SZ-Werkstatt:Unwürdiger Abgang

Ferdos Forudastan

Ferdos Forudastan leitet seit Anfang 2018 das Ressort Innenpolitik der SZ. Davor war sie Sprecherin von Bundespräsident Joachim Gauck und hat als Journalistin für taz, Frankfurter Rundschau, WDR und Deutschlandfunk gearbeitet.

(Foto: Paulus Ponizak)

Ferdos Forudastan, Innenpolitik-Chefin der SZ, über die Härte des politischen Geschäfts, die sich im Fall Andrea Nahles mal wieder besonders deutlich gezeigt hat.

Auch wenn man manchmal gerne wieder jung wäre - einen Vorteil hat es, ein paar Jahrzehnte Berufsleben hinter sich und damit dieses oder jenes schon mal erlebt zu haben. Der Vergleich mit dem, was heute passiert, fällt einem zuweilen etwas leichter.

Zum Bespiel vergangenen Sonntag: Da kündigte Andrea Nahles ihren Rücktritt als Partei- und Fraktionsvorsitzende der SPD an und löste eine Debatte darüber aus, inwieweit die teilweise hässlichen innerparteilichen Angriffe auf sie etwas damit zu tun hatten, dass sie eine Frau ist.
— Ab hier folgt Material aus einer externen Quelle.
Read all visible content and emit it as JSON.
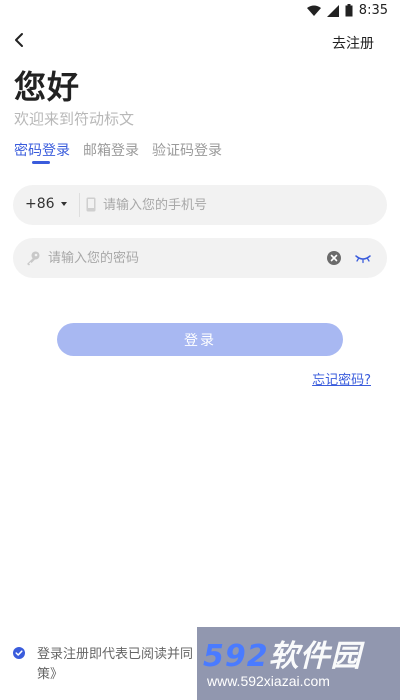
{
  "status_bar": {
    "time": "8:35",
    "icons": [
      "wifi-icon",
      "signal-icon",
      "battery-icon"
    ]
  },
  "header": {
    "register_label": "去注册"
  },
  "greeting": "您好",
  "welcome": "欢迎来到符动标文",
  "tabs": [
    {
      "label": "密码登录",
      "active": true
    },
    {
      "label": "邮箱登录",
      "active": false
    },
    {
      "label": "验证码登录",
      "active": false
    }
  ],
  "phone": {
    "country_code": "+86",
    "value": "",
    "placeholder": "请输入您的手机号"
  },
  "password": {
    "value": "",
    "placeholder": "请输入您的密码"
  },
  "login_button": "登录",
  "forgot_password": "忘记密码?",
  "agreement": {
    "checked": true,
    "text": "登录注册即代表已阅读并同",
    "text_end": "策》"
  },
  "watermark": {
    "brand_num": "592",
    "brand_text": "软件园",
    "url": "www.592xiazai.com"
  },
  "colors": {
    "accent": "#3a5cdc",
    "button_disabled": "#a8b8f2",
    "field_bg": "#f2f2f2",
    "placeholder": "#a8a8a8"
  }
}
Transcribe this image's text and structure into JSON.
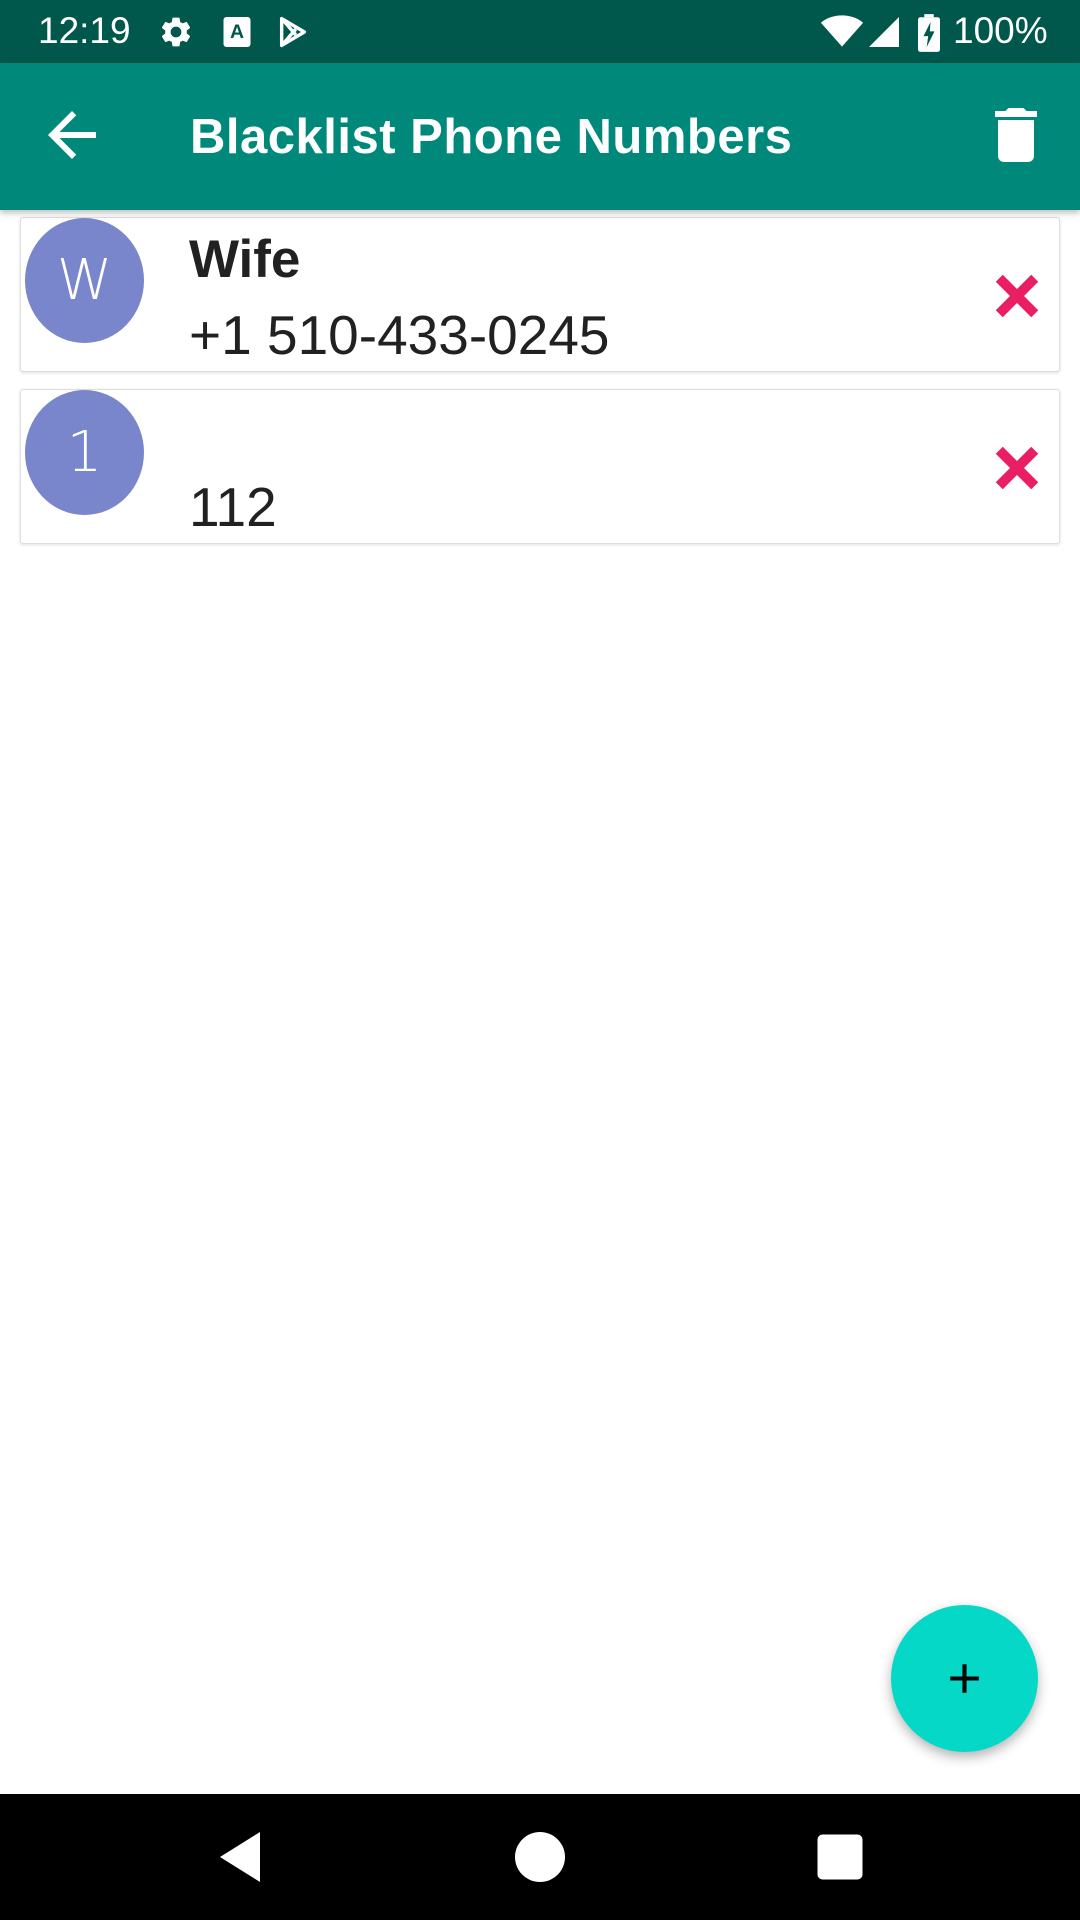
{
  "status_bar": {
    "time": "12:19",
    "battery": "100%",
    "icons": [
      "settings-icon",
      "font-a-icon",
      "play-store-icon",
      "wifi-icon",
      "signal-icon",
      "battery-charging-icon"
    ]
  },
  "app_bar": {
    "title": "Blacklist Phone Numbers",
    "back_icon": "arrow-back-icon",
    "delete_icon": "trash-icon",
    "color": "#00897b"
  },
  "contacts": [
    {
      "avatar_letter": "W",
      "name": "Wife",
      "number": "+1 510-433-0245"
    },
    {
      "avatar_letter": "1",
      "name": "",
      "number": "112"
    }
  ],
  "colors": {
    "status_bar": "#00574b",
    "avatar": "#7986cb",
    "remove": "#e91e63",
    "fab": "#05d8c6"
  },
  "fab": {
    "icon": "plus-icon"
  },
  "nav_bar": {
    "icons": [
      "back-triangle-icon",
      "home-circle-icon",
      "recents-square-icon"
    ]
  }
}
Ich selbst meine zwar, dass die Reaktionen auf ihre Schwächen nicht ganz so vernichtend ausgefallen wären, wenn ein Mann an ihrer Stelle gesessen hätte. Wie hart Politik allerdings auch für Männer sein kann, habe ich unter anderem als Korrespondentin in der früheren Hauptstadt Bonn erlebt: Zum Beispiel 1989, als die Kämpfe zwischen dem damaligen CDU-Vorsitzenden Helmut Kohl und seinen innerparteilichen Kritikern in einem gescheiterten Aufstand gegen Kohl und der anschließenden Kaltstellung der Kritiker kulminierten; oder 1995, als der damalige, in der Tat glücklose SPD-Chef Rudolf Scharping nach rund zwei Jahren von seiner Partei gestürzt wurde; oder als Kohl eiskalt seinen Kronprinzen Wolfgang Schäuble fallenließ. In Berlin machte dann unter anderem der frühere SPD-Chef Kurt Beck schmerzhafte Erfahrungen mit innerparteilichen Intrigen.

Nach meinem Leitartikel zum Fall Nahles wollten einige Leser wissen, ob die SPD-Chefin denn nicht auch Fehler begangen habe, für die sie zu Recht von Genossen kritisiert worden sei. Doch, ohne Zweifel, das hat sie. Allerdings kommt es eben auch darauf an, wie man jemanden kritisiert. So voller Verachtung, wie das offen und/oder hinten herum beispielsweise zwei ihrer Vorgänger, nämlich Sigmar Gabriel und Gerhard Schröder, oder einfache Abgeordnete wie Florian Post getan haben, geht es nicht. Mit solchen Umgangsformen beschädigt man nicht nur einen Menschen, sondern auch die politische Kultur - selbst wenn die schon immer einiges aushalten musste.